Falling in love. Sensing the movement of space and substance and accommodating oneself to that rhythm, first inside feeling that particular fullness and lacking that is that other person. It is a rhythm that you must match before you can jump in. It feels good to be home in that way, to find a movement that is yours, even if it looks different than you thought it might.
I started seeing things differently. Only the word seeing no longer seems like the correct word. I have heard people talk about the spaces in between things. The illusory spaces and the idea that even in what we think of as discrete bodies there is more space than substance. In this way people can imagine the physicality of interconnectedness, as well of course as disconnectedness. I’m afraid once I invoke the language of the space-in-between, it concedes too much to the concept that there is in-between, somehow as primary, or in-fact.
I watch the girls playing double dutch. Two swing the ropes, connected not through ropes but through rhythm. And the one girl readying to jump in. She rocks back and forth, one might say waiting for her moment. She is not waiting. She is preparing. She is becoming part of the rhythm, taking on some part of the motion and adding her own.

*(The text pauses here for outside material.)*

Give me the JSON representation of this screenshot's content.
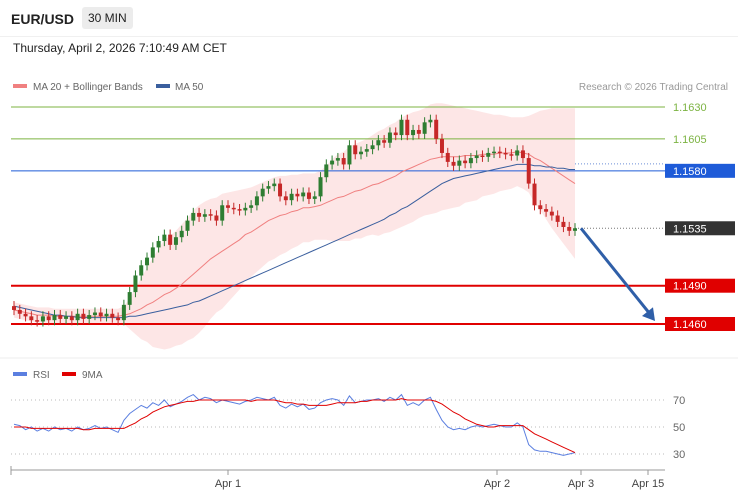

I see now the rhythms that are entered into. The ones that match our own, so we can most easily move with and through them. It is seeing what isn’t there. It is learning to see what is not visible, like background. Like female.
You Be Me
Incantation: Double Chant
The mosses that grew on her patios and walkways changed color afterward.
And her moods were endless, so much so that when we came over, we would ban her from her own house. And she would wander and pace outside, fingering the edge of her appliance and inspecting the mosses. Or lichens. She liked to tell us the difference, but for her the difference changed every time.
Everything was sunnier after the flood.
It was earliest spring. I remember once, when we went down to make her lunch, to talk, to discourage the installation of more carpet, that her appliance was caught in a privet briefly. And she yelled for help, and the yelling shook it loose, but we came out anyway. I could tell you were repulsed, but hiding it well.